There are five "prime" birding areas within a 15 mile radius of my home. "Prime" is defined as those places within easy walking or driving and then walking distances of my home. And it is within three of those areas that I have seen and photographed 104 species of birds in 20 years.
As years tick by, and I've had to come to grips with well, age, I've adjusted to weather conditions and my abilities to hike what has become rough terrain. In other words, the six to 10 mile hikes in the foothills are things of the past. Over the past five years, I've gone over archives and notes to find what birds (lizards, snakes, and even wildflowers) can be found at lower elevations and with as few steep trails, having found that 3-5% grades are maximum. And then I have to take migration and seasonal changes. There will be no more hikes in 100+ temperatures, BUT I can still walk the two miles to the swamp and withstand 106 degrees if I just remember to wear a hat, take water, drink water (when I'm in "the zone" in THE Odonata grotto, I sometimes ... often forget to drink as well as remember that there's two miles to walk to get back home), and take the extra battery.
So. Twenty years ago, when I discovered my first California Quail, American Kestrel, and Acorn Woodpeckers, I would drive to a "staging" area (used mostly for bicyclists climbing Mt. Diablo from any one of the four directions) and then hike for miles, sometimes in circles, to get any decent capture, and then hike up to six miles as the crow walks. In the process, I would eventually get some pretty good shots - even with a Canon S3IS - and in the process find Southern Alligator Lizards, Western Diamondbacks, and all kinds of "new" species like my first Western Bluebird (the bird that hooked me!) and twice, rarities for this area. The find of a Rock Wren at 900 vertical feet became a 30 day daily expedition over the toughest trail from any direction. Twice I became dehydrated, and finally Mother Nature and my heart told me that I wasn't 30 anymore. (I never was, come to think of it.)

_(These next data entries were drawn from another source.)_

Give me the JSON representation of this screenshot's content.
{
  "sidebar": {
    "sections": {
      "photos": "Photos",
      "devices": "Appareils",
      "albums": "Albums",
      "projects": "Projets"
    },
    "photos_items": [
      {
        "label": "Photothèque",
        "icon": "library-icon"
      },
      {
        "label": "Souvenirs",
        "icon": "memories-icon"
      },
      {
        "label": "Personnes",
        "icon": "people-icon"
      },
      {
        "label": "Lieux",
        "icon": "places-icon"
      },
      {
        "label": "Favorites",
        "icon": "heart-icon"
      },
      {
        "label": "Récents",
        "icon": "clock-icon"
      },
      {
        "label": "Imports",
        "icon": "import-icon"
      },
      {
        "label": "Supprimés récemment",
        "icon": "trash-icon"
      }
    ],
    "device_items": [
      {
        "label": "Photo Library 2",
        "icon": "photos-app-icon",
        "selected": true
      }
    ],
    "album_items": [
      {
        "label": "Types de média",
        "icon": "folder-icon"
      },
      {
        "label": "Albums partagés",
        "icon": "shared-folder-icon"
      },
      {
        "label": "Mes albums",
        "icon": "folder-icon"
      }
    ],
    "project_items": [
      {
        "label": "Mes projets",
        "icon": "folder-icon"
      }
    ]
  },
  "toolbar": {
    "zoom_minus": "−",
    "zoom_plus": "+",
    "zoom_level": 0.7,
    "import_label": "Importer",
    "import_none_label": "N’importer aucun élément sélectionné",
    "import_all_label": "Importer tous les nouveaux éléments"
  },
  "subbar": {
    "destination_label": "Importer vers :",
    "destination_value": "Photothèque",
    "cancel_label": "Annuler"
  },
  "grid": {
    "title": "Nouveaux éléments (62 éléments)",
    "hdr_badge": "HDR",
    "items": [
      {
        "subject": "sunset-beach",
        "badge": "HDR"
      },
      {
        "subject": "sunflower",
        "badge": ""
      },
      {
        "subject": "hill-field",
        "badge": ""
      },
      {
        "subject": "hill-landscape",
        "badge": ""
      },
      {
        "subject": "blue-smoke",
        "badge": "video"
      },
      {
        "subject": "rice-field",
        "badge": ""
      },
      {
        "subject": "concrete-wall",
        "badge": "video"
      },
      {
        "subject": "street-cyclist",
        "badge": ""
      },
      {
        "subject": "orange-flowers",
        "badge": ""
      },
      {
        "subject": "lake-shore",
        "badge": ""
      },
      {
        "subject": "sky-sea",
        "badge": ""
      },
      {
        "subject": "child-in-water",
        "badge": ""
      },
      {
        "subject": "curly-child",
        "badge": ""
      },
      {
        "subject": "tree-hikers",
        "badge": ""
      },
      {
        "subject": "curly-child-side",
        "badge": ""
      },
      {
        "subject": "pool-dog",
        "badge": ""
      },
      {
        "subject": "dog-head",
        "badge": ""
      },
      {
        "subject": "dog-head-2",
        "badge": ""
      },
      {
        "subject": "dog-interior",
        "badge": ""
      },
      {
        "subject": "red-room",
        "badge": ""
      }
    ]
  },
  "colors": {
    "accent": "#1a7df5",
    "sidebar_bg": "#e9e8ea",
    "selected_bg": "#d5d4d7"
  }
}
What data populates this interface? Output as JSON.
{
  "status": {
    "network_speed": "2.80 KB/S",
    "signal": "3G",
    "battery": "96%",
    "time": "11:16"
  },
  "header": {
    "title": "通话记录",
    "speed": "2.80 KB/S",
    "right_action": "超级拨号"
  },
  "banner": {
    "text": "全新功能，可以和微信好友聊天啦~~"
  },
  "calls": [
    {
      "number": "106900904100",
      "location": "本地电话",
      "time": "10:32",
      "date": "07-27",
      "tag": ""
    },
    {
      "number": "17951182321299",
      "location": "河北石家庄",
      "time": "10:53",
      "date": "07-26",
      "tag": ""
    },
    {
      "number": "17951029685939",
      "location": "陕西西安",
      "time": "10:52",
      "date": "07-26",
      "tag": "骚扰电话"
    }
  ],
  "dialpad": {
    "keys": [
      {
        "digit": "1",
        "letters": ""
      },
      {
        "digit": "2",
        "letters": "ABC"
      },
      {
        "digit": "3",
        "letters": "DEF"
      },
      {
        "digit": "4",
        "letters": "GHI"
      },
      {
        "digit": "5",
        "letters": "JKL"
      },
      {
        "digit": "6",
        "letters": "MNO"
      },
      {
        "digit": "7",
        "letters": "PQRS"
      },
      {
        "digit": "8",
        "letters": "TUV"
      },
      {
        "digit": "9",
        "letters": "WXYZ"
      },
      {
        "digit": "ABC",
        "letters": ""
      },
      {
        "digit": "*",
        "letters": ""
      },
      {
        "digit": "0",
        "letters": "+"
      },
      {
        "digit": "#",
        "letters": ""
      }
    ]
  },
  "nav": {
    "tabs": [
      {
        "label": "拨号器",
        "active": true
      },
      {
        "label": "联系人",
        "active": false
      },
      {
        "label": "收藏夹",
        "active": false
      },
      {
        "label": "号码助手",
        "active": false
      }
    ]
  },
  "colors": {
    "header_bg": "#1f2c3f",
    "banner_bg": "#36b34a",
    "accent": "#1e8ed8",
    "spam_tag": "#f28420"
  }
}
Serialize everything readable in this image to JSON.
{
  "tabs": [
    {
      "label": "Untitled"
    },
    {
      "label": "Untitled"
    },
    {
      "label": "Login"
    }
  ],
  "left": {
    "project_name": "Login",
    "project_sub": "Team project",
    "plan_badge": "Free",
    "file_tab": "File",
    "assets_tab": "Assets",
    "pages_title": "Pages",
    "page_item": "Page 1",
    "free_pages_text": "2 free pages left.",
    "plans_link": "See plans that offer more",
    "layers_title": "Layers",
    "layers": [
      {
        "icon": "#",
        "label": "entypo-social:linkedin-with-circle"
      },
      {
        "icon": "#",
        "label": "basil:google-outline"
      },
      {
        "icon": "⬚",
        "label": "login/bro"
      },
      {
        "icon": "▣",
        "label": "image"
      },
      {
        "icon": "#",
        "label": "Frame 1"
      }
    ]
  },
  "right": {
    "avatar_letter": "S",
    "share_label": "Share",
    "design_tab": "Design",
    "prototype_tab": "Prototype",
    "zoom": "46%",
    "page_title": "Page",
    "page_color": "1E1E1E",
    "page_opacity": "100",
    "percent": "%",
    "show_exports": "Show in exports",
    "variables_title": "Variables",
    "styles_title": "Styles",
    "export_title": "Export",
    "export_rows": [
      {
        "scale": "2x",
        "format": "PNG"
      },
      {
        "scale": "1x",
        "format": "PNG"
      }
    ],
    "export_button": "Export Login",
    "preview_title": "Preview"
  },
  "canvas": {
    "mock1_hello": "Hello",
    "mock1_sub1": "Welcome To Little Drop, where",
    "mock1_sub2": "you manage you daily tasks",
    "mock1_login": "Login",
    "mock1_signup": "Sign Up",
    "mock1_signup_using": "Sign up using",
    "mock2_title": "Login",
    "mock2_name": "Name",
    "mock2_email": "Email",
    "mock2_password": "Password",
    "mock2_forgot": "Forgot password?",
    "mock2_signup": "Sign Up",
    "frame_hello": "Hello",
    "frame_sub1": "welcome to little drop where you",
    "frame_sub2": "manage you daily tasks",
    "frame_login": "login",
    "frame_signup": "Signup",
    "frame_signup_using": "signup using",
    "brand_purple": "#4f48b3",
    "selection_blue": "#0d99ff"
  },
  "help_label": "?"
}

I have a visitor from the east (sounds downright mystical, doesn't it) coming tomorrow, and he wants to see his first Acorn Woodpecker. Not the best time of year, but I know where to find "the" woodpecker trees. One route is five miles one way on "hilly" trails, and I've been trying to find another way. Last night, I remembered that at one of my prime birding areas, Old Borges Ranch, I'd ver often heard the "Ratcha, Ratcha, Ratcha" call of the Acorn Woodpecker. (No matter what the guide books or apps say, it is spelled "Ratcha, Ratcha, Ratcha," always capitalized according to the peckers I've talked to.) A short drive, and we could just sit and wait, or we could take a one mile trek to find them and, in the process, the bluebirds, Cooper's hawks, Blacktailed deer, and even the "lowly" but ever-present House Finch. And that is my upload for today.
The House Finch is ubiquitous, estimated at 1.2 billion birds in North America. The maps are incorrect in labeling only parts of Western Canada as "breeding." They're bred in the eaves of my home, and I'm sure that the hundreds of bright red (or orange) males didn't fly down from British Columbia to show me their new suits with which to entice the ladies. Females seem to show appear first, followed by males in a week or two, and courtship begins as early as January. It is usually the second bird (the first is the oak titmouse with a huge voice for a three-inch bird) I hear every year. The Oregon Junco will nest third IF we don't have the gangs of crows roosting as they are right now: I counted over 30 or 15 twice just yesterday on my way to find the Cedar Waxwings and Robins at the toyon trees, but the crows have really put them off this year.
This female House finch was just short of my destination of Heather Farm (the swamp). She didn't sing - never does as far as I know - but I saw her and it was the start of my 2020 season or artchives depending on how you look at it in a year. I guess what I'm telling you is that we all have to adapt at some time in our lives. I may not like it, but I've adapted, and am so lucky to be in a birder's paradise, less so with the population doubling and that I cannot adapt to. Anyway, wherever you are, just keep your eyes open and stay alert to the sounds around you, and you may find much more than you've experienced for however long you've been existing if not living. No birds? Have you ever looked at a dragonfly?